Pursuant to 28 U.S.C. sec. 2244(d), petitioners applying for a writ generally have 1 year in which to file their petition. This 1 year statute of limitations runs from the latest of (a) the date that the judgment became final by direct review or the expiration of the time for seeking direct review; (b) the date on which an impediment to filing an application created by State action is removed, if the applicant was prevented from filing by such State action; (c) the date on which the constitutional right being asserted was initially recognized by the Supreme Court, if the right is newly recognized and has been made retroactively applicable to cases on collateral review; or, (d) the date on which the facts supporting the claim presented could have been discovered through due diligence. See 28 U.S.C. sec. 2244(d)(1)(A)-(D). However, the time during which properly filed motions for State postconviction relief or other collateral review with regard to the judgment is excluded from the calculation of the 1 year statute of limitations. See 28 U.S.C. sec. 2244(d)(2).

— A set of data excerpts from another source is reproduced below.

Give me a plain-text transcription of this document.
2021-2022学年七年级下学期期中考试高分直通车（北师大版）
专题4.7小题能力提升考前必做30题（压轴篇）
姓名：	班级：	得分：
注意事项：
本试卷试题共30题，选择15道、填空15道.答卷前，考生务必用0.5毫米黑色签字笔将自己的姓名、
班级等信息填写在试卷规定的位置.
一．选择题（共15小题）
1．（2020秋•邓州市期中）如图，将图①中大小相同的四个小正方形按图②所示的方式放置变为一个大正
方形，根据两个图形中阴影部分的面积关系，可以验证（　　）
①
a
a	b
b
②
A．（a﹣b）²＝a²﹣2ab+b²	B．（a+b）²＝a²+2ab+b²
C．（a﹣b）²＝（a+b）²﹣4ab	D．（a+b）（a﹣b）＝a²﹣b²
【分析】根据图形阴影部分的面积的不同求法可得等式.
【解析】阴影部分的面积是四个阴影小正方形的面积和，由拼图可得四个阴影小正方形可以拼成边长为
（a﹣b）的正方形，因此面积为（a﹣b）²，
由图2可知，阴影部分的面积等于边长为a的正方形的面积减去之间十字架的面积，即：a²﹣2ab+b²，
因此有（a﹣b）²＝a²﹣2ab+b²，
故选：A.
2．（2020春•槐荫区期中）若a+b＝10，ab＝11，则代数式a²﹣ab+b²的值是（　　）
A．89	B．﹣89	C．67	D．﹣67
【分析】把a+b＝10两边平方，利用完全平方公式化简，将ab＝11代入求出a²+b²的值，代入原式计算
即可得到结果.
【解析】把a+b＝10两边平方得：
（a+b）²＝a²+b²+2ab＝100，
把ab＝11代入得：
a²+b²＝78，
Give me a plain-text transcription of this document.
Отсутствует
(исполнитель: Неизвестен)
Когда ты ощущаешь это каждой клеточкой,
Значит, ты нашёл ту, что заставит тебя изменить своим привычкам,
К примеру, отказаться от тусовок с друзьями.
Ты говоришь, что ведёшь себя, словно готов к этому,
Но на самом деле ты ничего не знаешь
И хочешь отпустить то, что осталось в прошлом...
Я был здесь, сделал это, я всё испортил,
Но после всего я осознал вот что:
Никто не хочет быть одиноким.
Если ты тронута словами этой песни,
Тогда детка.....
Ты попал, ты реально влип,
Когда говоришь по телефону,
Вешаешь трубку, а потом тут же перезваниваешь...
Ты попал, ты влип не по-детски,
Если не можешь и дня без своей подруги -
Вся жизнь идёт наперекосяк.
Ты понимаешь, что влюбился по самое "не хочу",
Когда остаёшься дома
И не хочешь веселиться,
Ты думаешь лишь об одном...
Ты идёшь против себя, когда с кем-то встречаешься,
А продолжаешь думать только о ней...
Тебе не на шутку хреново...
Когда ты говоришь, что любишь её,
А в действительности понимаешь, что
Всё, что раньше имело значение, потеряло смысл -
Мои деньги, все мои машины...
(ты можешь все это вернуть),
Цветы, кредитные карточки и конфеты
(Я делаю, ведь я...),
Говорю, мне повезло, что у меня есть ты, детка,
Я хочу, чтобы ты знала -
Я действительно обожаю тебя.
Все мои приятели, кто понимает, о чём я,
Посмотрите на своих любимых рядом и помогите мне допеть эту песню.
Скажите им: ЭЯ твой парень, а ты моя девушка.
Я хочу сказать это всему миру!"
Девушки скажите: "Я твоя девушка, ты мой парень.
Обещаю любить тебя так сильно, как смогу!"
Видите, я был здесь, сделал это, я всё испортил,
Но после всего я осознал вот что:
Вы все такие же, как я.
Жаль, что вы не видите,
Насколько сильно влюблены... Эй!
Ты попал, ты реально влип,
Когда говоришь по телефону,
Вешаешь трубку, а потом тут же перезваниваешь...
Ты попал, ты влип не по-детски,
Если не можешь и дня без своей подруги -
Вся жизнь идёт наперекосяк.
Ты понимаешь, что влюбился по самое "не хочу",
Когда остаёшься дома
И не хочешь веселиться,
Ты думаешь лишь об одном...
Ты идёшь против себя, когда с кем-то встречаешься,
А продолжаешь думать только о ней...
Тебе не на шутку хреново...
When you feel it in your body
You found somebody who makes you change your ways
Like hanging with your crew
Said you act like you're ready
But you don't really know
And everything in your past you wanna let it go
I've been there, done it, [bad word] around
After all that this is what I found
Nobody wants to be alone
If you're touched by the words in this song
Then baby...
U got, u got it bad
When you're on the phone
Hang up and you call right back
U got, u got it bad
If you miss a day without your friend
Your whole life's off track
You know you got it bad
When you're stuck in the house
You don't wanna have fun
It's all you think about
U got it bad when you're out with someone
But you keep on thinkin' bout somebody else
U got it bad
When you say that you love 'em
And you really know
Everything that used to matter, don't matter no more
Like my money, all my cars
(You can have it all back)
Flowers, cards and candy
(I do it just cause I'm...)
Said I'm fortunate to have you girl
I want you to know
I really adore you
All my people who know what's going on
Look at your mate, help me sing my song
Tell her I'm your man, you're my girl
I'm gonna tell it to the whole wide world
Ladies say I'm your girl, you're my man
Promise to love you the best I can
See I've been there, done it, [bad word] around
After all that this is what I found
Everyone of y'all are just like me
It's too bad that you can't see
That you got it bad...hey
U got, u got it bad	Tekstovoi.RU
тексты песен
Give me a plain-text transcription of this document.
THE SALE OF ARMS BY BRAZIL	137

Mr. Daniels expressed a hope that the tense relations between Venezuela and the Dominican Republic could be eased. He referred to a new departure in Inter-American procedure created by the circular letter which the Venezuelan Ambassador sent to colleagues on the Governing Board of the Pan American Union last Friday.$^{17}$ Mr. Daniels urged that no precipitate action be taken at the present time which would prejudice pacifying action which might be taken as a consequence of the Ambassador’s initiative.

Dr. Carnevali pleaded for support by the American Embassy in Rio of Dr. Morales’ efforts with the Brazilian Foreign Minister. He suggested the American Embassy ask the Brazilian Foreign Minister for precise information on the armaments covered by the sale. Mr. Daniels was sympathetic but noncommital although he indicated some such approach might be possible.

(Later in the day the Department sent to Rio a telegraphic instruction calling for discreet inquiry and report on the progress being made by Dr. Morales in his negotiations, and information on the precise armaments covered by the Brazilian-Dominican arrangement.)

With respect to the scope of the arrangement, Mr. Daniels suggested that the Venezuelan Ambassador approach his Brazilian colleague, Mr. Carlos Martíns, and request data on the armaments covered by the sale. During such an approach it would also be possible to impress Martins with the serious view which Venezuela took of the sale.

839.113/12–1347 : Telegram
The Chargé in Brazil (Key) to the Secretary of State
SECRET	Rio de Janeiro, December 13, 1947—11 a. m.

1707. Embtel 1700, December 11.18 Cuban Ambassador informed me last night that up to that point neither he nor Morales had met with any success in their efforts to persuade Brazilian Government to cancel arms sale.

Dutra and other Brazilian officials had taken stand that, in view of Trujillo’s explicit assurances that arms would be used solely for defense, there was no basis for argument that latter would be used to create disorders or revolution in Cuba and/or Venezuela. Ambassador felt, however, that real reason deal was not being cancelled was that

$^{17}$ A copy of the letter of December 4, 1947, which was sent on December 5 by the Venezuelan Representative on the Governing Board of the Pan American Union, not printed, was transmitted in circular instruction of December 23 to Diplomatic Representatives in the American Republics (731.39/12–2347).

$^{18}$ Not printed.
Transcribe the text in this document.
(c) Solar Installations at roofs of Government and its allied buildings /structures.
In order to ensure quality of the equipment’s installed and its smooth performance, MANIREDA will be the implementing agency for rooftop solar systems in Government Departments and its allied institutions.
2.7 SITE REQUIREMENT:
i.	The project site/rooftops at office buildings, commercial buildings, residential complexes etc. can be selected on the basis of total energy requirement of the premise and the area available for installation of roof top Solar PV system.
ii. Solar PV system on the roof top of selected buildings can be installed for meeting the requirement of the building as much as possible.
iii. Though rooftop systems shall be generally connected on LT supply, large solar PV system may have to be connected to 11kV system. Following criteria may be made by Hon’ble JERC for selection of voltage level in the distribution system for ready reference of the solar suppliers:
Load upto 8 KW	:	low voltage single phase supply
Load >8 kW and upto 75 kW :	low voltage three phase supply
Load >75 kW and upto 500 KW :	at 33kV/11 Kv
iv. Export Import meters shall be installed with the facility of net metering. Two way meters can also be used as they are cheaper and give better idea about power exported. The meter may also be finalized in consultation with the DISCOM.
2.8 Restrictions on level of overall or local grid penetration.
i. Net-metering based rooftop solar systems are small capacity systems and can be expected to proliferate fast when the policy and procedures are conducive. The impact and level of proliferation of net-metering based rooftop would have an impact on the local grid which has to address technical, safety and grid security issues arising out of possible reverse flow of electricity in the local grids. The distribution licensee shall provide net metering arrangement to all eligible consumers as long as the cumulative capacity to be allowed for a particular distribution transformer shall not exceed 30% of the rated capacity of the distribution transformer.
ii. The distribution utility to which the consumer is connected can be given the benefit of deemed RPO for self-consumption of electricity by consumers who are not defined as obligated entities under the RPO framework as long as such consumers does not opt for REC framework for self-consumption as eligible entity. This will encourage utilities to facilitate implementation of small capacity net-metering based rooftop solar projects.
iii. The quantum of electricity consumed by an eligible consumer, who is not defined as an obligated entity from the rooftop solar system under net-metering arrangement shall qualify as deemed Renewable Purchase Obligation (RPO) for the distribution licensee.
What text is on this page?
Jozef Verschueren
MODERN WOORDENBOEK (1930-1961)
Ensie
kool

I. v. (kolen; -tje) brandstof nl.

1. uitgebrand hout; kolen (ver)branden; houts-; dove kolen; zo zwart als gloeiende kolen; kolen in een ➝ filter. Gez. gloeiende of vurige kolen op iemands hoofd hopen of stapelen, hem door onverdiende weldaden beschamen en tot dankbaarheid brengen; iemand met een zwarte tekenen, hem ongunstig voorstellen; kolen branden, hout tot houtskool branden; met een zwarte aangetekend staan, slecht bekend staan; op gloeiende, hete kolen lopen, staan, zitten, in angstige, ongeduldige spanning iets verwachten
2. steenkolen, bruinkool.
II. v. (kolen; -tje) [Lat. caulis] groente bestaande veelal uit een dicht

Time calculations can be straightforward or complex, depending on such factors as whether the petitioner has directly appealed the judgment, whether the petitioner has filed motions for postconviction relief or other collateral review, whether the petitioner has “properly filed” motions for postconviction relief, whether newly recognized rights have been made retroactively applicable to cases on collateral review, and the “mailbox rule.” For a brief discussion of timeliness of a petition and tolling, counsel may wish to review the recently published order in Williams v. Secretary, Dept. of Corr., No. 6:09-cv-1809-Orl-31KRS, 2011 WL 2173858 (M.D. Fla. June 2, 2011). For a brief discussion of the “mailbox rule,” counsel may review the Eleventh Circuit opinion in Powles v. Thompson, 282 Fed. App’x 804 (11th Cir. 2008). Finally, when calculating the number of tolled or untolled days between filings, counsel may also wish to consult www.timeanddate.com.